What has America left behind in Iraq?

The last convoy of U.S. troops left Iraq on Sunday, formally concluding nearly nine years of war. It is telling of the condition America is leaving the country in that U.S. forces had been paying off tribal sheikhs—$100,000 a month—to secure stretches of highway leading south into Kuwait, in order to reduce the threat of roadside bombings and attacks on convoys as they departed. Can it be called a victory when a military force has to resort to bribery to secure its path of retreat?

America leaves the fledgling Iraqi democracy with an unstable government under the heavy influence of neighboring Iran, as insurgency attacks continue. Since U.S. forces toppled Saddam Hussein in 2003, Iraq has moved into Iran’s sphere of influence, and in just the few days since American forces left the country, a sectarian crisis has erupted, with the Shiites wasting no time in throwing their weight around.

Iraq’s Sunnis rejected a call for all-party talks on Wednesday after vowing to try to unseat Shiite Prime Minister Nuri al-Maliki. The Sunnis are furious over the Shiite-controlled authorities leveling terrorism charges against Sunni Vice President Tareq al-Hashemi, putting an arrest warrant out for him, on the very day the Americans left.
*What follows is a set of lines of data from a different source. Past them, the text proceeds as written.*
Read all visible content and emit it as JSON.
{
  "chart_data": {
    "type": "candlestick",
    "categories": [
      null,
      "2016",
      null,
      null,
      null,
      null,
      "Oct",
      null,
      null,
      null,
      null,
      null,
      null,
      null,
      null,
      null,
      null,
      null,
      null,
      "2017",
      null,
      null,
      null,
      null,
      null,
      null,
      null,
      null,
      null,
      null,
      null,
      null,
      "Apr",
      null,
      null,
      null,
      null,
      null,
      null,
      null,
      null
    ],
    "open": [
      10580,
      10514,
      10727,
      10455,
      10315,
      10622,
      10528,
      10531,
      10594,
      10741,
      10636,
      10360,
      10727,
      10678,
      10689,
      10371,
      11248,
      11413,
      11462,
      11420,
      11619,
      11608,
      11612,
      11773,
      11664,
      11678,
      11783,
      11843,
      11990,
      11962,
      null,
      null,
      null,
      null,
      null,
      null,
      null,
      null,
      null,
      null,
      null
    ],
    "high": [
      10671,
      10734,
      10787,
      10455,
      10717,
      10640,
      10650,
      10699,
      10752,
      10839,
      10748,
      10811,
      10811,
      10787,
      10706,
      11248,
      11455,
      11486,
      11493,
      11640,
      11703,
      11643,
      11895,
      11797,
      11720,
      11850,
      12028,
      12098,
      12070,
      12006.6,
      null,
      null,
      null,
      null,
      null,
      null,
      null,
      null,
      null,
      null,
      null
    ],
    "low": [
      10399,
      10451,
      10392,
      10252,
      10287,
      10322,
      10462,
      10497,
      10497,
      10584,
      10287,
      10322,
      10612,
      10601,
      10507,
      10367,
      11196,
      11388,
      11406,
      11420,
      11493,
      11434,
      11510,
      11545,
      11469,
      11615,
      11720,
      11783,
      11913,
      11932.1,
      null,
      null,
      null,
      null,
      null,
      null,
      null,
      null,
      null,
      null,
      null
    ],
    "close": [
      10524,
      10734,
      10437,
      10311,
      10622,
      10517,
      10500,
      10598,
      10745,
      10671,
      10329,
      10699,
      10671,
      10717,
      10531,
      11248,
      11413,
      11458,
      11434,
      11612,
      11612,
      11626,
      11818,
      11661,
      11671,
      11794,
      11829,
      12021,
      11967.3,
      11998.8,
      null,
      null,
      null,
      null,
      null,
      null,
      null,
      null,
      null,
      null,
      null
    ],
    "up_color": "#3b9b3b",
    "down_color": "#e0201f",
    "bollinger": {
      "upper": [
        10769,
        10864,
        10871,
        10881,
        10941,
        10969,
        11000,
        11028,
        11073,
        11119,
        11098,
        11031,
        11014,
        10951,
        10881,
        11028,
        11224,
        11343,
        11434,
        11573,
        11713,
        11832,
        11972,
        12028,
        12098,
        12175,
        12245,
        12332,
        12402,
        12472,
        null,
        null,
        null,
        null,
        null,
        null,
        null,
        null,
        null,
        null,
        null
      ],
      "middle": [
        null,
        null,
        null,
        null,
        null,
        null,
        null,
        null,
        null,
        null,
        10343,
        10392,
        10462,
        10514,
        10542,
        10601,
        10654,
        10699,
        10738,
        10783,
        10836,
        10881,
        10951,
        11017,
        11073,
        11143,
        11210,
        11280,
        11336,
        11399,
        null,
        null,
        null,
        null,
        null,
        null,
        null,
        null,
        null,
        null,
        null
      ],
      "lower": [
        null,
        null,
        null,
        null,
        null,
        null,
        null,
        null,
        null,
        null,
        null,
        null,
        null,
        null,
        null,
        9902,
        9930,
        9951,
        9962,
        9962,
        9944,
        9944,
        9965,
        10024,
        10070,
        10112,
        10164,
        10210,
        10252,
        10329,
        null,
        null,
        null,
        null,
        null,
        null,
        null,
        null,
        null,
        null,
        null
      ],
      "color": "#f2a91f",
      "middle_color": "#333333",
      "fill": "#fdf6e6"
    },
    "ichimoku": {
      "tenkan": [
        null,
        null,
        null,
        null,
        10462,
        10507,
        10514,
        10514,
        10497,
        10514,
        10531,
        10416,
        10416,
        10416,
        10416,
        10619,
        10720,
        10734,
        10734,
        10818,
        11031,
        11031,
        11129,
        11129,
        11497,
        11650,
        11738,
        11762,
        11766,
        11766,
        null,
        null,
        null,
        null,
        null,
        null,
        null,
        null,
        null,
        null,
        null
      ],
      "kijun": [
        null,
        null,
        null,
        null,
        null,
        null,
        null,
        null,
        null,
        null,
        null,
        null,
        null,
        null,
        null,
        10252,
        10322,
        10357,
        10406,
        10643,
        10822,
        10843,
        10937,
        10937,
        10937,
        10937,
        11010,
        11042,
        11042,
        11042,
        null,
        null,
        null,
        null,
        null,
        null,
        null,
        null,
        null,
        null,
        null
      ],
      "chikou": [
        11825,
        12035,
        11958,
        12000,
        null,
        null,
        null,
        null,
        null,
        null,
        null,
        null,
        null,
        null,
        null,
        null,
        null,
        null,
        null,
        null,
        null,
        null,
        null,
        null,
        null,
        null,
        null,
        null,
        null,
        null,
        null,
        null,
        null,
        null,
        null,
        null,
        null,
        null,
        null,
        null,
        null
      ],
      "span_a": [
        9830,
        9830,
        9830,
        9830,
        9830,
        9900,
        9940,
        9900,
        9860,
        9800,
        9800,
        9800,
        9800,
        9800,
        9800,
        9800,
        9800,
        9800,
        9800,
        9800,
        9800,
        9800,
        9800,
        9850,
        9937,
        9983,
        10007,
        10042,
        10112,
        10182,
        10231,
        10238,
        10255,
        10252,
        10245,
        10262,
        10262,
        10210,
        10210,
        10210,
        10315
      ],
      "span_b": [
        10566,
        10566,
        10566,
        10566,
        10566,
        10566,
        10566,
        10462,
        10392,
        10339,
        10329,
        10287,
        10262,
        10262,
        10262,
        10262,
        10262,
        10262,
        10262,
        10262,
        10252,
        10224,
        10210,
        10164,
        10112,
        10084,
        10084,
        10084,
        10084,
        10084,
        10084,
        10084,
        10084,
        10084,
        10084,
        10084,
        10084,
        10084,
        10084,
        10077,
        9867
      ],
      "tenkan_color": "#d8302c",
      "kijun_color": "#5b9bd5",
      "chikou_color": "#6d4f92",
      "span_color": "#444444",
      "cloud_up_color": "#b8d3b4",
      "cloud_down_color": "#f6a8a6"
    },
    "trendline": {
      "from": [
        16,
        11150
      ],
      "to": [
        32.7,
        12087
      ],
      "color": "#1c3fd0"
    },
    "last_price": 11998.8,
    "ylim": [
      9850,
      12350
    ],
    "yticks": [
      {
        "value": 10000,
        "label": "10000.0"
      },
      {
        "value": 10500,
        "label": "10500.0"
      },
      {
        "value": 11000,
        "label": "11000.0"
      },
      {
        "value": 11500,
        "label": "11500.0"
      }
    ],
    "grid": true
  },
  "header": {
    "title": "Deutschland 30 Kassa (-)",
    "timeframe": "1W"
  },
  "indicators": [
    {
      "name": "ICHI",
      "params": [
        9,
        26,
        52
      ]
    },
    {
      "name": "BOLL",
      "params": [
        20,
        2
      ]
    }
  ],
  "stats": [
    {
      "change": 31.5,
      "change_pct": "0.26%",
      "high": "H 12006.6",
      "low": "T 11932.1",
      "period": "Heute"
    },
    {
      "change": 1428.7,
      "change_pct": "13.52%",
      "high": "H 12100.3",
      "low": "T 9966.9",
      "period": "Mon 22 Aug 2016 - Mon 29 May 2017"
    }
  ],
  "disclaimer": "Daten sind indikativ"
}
The Sunni deputy prime minister, the next-most-senior Sunni politician, is also being targeted by Maliki, who has asked the parliament to remove him from office.

Hashemi claims the charges against him are a fabrication, and Washington appears to agree.

The “Sunnis, outnumbered about two to one by Shiites,” reports Reuters, “see it as proof that Maliki, now freed of the trammels of U.S. occupation, is determined to tighten his personal grip on government and to marginalize the Sunnis” (December 21).

Meanwhile, a series of bombings killed at least 57 people in mainly Shiite areas of Baghdad on Thursday, seen as a response to Maliki’s efforts to sideline the two Sunni leaders.

Watch for Iran—politically and otherwise—to further cement its hold on Iraq as it takes advantage of the power and security vacuum America has left behind.